The climate is dry, with precipitation averaging 150–200 mm/year and 200–250 mm/year at above 4000 m elevation. Moisture originates from the Atlantic Ocean, the equatorial Pacific and the Gran Chaco in Argentina; it falls mostly during winter unlike the rest of the Altiplano where summer precipitation dominates. Potential evaporation reaches 1.5 m/year.

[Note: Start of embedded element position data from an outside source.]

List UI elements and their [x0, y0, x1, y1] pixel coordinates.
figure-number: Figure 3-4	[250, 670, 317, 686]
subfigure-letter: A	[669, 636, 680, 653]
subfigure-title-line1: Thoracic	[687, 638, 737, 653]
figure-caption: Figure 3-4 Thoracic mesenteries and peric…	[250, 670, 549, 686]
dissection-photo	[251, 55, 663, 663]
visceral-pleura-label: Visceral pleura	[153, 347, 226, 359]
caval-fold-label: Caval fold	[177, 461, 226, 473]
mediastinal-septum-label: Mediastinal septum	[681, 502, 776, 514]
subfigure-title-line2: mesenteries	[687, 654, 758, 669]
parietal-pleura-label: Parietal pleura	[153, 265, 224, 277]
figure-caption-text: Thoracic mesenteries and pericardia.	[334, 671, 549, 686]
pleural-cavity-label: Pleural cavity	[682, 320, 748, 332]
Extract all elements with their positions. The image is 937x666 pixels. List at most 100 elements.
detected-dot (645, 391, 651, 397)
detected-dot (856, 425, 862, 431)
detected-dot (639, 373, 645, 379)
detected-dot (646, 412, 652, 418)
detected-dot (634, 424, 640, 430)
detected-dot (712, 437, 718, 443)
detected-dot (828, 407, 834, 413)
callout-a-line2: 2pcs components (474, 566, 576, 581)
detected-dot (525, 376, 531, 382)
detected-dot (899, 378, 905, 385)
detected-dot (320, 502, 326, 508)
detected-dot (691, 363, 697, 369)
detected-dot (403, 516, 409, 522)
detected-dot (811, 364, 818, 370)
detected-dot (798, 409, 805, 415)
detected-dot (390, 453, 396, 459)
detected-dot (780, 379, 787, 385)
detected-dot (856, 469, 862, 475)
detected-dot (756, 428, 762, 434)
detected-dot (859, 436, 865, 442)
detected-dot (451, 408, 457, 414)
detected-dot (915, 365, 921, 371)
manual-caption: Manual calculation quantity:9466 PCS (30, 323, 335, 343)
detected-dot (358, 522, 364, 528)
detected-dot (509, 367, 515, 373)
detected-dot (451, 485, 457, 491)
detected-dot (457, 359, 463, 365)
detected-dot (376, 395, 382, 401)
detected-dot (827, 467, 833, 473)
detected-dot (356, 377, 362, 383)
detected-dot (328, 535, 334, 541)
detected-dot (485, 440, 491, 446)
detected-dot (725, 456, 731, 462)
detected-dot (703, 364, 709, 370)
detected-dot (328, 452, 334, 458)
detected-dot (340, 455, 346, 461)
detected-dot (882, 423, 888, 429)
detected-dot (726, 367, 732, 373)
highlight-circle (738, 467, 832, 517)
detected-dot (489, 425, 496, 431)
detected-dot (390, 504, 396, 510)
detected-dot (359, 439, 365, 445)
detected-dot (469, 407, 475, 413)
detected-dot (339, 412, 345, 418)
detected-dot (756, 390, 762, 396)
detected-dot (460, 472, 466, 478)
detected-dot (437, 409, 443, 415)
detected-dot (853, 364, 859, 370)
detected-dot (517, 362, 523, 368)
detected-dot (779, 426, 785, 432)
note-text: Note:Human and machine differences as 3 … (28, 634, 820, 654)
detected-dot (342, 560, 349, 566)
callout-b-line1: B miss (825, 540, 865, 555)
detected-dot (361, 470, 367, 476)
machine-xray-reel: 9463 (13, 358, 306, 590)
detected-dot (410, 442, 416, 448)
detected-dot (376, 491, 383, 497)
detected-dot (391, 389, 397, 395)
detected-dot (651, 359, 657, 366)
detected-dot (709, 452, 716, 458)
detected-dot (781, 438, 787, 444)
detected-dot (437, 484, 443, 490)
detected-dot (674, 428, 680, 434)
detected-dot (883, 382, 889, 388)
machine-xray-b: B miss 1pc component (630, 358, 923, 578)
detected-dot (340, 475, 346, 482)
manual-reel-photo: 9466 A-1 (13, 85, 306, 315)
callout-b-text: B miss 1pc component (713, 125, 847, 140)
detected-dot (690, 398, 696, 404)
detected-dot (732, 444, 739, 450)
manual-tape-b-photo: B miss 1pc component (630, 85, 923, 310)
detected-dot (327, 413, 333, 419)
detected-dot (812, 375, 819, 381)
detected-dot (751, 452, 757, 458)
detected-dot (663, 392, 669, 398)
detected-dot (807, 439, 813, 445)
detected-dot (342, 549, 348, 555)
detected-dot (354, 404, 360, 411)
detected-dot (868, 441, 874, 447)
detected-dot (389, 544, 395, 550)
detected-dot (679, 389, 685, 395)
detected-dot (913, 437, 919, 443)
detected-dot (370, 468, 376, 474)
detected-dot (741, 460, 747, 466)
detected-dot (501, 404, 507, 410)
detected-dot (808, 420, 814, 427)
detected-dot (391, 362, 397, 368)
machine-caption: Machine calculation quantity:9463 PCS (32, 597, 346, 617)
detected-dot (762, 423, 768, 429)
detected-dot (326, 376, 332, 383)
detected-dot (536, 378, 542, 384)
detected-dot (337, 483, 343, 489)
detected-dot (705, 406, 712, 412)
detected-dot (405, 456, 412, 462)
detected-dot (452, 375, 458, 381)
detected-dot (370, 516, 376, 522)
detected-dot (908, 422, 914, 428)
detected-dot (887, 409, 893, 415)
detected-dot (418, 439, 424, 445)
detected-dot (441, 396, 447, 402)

Precipitation is variable both over annual and millennial timescales, with complex regional variations during El Nino and La Nina years and with past increases during the Central Andean Pluvial Events between 18,00014,100 and 13,60010,600 years ago, during which Lake Tuyajto rose. Conversely, during some future climate change scenarios it might dry up altogether. Evaporation is about 7.5–10 times larger, reaching 1.5 m/year at 4000 m elevation and decreasing with altitude. Temperatures average about 2 C.

== Human use ==

An Early Archaic archeological site consisting of fireplaces has been found at Tuyajto Lake; it was constructed on a former shoreline and appears to relate to this shoreline. Such archeological sites close to then-shorelines are common for the "Tambillo stage" of early human population in the Atacama. Archeological sites at the lake have been attributed to the "Tuina occupation" between 10,820 and 8,500 years before present. Younger archeological artifacts there have been dated at 8,2108,130 years before present.

The Andes of northern Chile have an arid climate in which a number of closed basins at elevations of over 4 km contain salt lakes and salt pans. Mining and tourism are increasingly important activities in the region and together with growing agriculture and cities have resulted in increased demand for water, resulting in more research in existing water sources. Reportedly, BHP obtains water from the Tuyajto Lake basin. Tuyajto is part of the Los Flamencos Natural Reserve.